Many Mubarak-era politicians have reappeared as guests on TV talk shows and at political and army gatherings, while Islamists and former anti-Mubarak protest leaders are now behind bars. Sabahi said the army-installed government had used its ‘war on terrorism’ as a cover to stifle opponents. ‘Innocent people got assaulted. An anti-protest law was passed,’ he said.

Morsi’s exit ignited an Islamist insurgency, with the Sinai-based Ansar Bayt al-Maqdis group claiming most of the attacks that have killed more than 200 police and soldiers since July.

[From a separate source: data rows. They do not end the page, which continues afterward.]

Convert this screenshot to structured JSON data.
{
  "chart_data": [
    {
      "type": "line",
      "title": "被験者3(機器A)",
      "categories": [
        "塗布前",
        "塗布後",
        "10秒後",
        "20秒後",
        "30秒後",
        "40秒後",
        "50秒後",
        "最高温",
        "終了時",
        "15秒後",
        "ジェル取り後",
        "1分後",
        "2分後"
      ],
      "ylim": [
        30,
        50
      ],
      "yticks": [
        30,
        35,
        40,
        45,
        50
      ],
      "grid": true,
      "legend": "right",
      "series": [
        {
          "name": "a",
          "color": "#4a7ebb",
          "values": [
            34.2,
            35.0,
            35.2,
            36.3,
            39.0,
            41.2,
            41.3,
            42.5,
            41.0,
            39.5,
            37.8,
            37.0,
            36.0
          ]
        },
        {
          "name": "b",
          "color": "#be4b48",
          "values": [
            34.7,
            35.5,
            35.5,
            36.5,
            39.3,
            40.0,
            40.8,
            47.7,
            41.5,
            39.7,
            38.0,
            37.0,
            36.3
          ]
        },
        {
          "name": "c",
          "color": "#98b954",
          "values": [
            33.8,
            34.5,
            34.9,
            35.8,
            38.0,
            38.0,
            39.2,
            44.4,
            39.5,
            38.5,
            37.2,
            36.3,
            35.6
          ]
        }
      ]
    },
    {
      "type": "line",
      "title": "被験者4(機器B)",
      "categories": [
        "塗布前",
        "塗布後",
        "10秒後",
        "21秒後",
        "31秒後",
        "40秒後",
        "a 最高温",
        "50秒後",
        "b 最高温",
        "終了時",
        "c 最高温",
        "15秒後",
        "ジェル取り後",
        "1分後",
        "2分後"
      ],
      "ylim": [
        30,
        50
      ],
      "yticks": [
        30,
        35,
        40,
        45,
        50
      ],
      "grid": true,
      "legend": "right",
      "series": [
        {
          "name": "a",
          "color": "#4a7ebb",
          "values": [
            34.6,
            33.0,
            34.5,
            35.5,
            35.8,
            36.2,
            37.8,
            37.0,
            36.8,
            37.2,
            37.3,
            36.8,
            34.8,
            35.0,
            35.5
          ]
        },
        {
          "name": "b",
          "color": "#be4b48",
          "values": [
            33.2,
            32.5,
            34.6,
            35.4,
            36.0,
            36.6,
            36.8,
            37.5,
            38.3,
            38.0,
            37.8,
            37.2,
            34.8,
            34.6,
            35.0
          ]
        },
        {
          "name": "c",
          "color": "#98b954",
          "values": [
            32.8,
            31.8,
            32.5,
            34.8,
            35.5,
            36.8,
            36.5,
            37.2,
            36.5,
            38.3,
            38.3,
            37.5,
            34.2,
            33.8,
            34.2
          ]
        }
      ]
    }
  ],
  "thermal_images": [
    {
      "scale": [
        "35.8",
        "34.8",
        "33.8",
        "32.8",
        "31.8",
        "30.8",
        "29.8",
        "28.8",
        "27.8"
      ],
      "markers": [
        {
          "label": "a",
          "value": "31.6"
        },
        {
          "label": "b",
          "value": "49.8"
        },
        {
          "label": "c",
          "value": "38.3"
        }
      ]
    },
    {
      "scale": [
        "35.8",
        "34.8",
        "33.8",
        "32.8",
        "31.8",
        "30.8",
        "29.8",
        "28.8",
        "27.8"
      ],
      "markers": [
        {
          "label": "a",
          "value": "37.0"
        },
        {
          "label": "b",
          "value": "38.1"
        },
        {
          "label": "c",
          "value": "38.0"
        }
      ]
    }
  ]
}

Despite the alleged abuses committed on his watch, Sisi appeals to many Egyptians as a decisive figure who can lead the country out of its political and economic crisis.

MAN OF THE REVOLUTION

Sabahi, who is from the Nile Delta town of Kafr el-Sheikh, spoke to Reuters in his Cairo office, where he proudly displays a photograph of former President Gamal Abdel Nasser, one of the army officers who overthrew the monarchy in 1952.